La Xunta replica a las eólicas que su decreto permite adaptar los planes a la potencia concedida
ECONOMÍA
Ante los recelos de varias firmas, Industria dice que el concurso tiene respaldo jurídico
23 dic 2010 . Actualizado a las 02:00 h.La decisión de la Xunta de permitir que las empresas que recibieron en el concurso eólico menos megavatios que los que pedían para realizar su plan industrial puedan adaptar esos proyectos para ejecutarlos ha cogido con el pie cambiado a parte del sector. Al menos tres empresas, que prefieren no desvelar sus nombres a la espera de estudiar toda la documentación, entienden que esa vía ha cambiado las reglas del concurso en mitad de la partida. Las soluciones para esos casos -para los que recibían menos megavatios que los solicitados para ejecutar su plan- eran dos: renunciar al concurso o pagar (monetarizar) a la Xunta la parte proporcional de su proyecto, porque no lo iban a llevar a cabo. La Consellería de Industria explicó el martes que cabe una tercera vía que, según esas firmas, no estaba contemplada. Es la de adaptar los planes industriales, bien tomando solo una parte, bien reduciendo la inversión para todos los proyectos.
Para la Xunta esa solución ya aparece en la orden de marzo por la que se regulaba el concurso. «Existe un principio general que dicta que los adjudicatarios quedarán comprometidos a ejecutar su plan», exponía ayer el conselleiro de Industria, Javier Guerra.
El Gobierno gallego se escuda en un párrafo de la orden de marzo que regulaba el concurso en el que se dice que «tras a selección dos mellores proxectos presentados, o titular quedará comprometido a executar no desenvolvemento do seu plan industrial uns investimentos en activos fixos tanxibles resultantes de multiplicar a potencia eólica que se lle seleccionou pola súa proposta en euros por megavatio solicitado; así como a crear un número de empregos resultantes de multiplicar a potencia eólica que se lle seleccionou pola súa proposta en empregos por megavatio solicitado».
Ese principio general, el de ejecución del proyecto industrial vinculado al parque eólico, es la vía para aquellas empresas que no renuncien al concurso ni paguen a la Xunta. En el sector se entendía que no había esa tercera solución. «Está todo contemplado en el decreto», agregaba Guerra, quien exponía un caso práctico: «Si las empresas querían ejecutar sus proyectos, para no monetarizar [pagar], podrían haber puesto unos mínimos muy pequeños, para que, en cualquier caso, les fueran admitidos esos planes empresariales. Y así lo hicieron varias de ellas, sin que hubiera penalización al estudiar sus propuestas».

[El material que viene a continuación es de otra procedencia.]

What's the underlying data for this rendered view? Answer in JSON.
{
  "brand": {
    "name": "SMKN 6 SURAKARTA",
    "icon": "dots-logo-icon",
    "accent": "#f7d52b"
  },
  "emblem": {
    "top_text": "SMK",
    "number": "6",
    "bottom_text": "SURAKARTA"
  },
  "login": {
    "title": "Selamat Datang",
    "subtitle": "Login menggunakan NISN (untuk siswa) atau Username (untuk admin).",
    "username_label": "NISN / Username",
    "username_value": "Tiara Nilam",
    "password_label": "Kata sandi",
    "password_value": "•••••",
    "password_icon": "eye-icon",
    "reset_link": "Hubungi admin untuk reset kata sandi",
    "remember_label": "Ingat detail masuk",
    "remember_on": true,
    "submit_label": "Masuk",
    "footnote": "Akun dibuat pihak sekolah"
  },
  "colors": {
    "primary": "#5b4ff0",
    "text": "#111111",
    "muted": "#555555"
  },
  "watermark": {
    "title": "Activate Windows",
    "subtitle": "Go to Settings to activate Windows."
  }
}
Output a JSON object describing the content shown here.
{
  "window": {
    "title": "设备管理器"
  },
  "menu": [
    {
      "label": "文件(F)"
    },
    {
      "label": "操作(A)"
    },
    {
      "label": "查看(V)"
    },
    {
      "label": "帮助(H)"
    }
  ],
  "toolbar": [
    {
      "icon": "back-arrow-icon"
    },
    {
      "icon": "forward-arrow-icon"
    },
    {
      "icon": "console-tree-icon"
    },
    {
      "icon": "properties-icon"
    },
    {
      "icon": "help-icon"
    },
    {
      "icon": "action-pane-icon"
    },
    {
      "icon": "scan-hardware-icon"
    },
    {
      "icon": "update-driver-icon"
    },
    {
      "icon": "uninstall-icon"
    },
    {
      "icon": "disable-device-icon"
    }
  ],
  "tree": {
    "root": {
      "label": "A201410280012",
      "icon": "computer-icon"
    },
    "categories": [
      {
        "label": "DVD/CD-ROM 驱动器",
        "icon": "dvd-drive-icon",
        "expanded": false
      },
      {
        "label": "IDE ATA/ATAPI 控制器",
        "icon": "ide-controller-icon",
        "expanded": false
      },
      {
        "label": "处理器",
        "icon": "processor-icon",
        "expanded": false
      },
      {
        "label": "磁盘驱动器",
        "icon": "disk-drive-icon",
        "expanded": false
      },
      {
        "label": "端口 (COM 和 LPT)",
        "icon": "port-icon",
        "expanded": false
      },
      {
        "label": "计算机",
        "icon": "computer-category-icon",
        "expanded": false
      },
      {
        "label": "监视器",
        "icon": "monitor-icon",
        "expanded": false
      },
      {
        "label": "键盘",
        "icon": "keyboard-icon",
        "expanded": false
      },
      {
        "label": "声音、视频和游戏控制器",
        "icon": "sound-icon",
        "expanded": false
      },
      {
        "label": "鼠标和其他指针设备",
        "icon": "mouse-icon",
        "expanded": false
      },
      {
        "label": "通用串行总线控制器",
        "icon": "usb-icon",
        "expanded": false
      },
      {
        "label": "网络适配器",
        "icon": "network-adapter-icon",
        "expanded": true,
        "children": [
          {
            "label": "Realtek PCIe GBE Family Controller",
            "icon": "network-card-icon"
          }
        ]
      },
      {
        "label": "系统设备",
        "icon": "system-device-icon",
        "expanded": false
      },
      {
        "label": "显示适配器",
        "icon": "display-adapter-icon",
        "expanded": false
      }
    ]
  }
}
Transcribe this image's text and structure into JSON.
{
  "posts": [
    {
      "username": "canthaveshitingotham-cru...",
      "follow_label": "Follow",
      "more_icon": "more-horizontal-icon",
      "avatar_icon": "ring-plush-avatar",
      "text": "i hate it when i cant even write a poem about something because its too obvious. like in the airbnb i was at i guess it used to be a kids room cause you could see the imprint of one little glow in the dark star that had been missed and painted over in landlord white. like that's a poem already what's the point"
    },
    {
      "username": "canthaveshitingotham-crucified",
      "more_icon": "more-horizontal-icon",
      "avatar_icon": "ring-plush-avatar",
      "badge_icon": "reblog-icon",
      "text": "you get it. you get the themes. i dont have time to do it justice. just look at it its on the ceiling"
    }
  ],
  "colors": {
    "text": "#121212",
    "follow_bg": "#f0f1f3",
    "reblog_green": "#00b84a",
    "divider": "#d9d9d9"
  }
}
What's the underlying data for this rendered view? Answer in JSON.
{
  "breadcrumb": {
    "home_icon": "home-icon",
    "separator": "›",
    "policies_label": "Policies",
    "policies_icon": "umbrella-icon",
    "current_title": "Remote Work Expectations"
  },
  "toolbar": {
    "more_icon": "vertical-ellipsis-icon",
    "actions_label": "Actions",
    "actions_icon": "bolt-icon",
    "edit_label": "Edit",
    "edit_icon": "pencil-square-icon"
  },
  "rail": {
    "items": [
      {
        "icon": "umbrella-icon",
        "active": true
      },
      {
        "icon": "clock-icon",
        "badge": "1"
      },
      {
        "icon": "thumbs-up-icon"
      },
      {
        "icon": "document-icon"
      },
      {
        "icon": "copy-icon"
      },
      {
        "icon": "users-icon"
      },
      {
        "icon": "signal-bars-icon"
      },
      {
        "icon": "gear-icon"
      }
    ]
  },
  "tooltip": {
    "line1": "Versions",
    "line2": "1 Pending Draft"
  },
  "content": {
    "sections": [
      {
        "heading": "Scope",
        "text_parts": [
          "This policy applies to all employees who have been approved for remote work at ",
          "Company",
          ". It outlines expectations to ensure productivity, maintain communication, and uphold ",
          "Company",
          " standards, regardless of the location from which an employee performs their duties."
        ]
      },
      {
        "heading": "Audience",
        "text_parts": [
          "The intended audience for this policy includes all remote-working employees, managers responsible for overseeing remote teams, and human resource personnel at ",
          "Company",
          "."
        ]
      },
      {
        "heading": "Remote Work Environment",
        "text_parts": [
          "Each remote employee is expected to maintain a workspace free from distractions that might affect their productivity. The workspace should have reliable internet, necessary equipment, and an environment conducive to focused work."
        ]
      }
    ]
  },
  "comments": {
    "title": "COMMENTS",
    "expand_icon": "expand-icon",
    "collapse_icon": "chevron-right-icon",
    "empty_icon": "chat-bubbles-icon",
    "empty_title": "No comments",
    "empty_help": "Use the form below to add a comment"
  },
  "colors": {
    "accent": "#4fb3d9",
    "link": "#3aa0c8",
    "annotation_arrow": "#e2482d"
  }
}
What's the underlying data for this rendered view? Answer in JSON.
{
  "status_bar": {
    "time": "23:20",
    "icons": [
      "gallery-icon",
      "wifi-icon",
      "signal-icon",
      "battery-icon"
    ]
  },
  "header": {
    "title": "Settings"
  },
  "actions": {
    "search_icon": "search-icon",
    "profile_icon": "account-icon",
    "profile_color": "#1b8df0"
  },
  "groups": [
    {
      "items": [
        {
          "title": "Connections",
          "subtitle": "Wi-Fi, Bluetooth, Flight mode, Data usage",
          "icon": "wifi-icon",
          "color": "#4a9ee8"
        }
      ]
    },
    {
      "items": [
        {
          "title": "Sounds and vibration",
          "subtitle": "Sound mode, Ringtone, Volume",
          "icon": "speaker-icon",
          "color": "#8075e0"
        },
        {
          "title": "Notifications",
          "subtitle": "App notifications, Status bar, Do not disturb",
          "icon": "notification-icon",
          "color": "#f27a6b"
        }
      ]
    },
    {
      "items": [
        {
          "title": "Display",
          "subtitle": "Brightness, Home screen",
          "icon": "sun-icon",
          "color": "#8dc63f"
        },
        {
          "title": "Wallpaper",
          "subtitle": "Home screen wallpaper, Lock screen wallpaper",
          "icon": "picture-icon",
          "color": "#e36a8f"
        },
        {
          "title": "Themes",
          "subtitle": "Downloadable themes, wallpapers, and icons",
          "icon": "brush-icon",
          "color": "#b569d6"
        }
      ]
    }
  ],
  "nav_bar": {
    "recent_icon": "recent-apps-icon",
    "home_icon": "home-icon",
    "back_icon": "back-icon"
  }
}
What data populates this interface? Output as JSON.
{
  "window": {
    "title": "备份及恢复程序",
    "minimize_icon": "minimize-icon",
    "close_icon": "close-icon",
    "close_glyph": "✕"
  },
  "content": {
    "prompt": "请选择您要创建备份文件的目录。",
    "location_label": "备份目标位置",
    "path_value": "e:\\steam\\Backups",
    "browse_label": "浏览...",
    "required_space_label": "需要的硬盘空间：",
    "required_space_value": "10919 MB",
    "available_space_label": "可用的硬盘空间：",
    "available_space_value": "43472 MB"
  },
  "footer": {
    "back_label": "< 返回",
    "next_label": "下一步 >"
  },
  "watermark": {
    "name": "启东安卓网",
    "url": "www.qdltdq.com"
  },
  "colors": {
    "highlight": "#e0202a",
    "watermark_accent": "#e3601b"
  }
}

Esos argumentos los esgrimió Javier Guerra en el Parlamento para replicar a las dudas sobre el concurso eólico que planteó el BNG. «As alarmas no sector eólico acéndense na medida en que non só [los miembros de la Xunta] non conseguen disipar as dúbidas xeradas polo xeito de actuar, senón que seguen afondando cada vez máis nas inconcrecións e nas contradicións, produto da improvisación e na inseguridade que transmiten», apuntó el nacionalista Henrique Viéitez.
Posibles recursos
Según la consellería, los puntos de ese decreto están avalados por la asesoría jurídica de San Caetano. Sin embargo, algunas empresas creen que este es uno de los puntos susceptibles de ser recurridos. Aquellas que quieran hacerlo tendrán hasta finales de enero.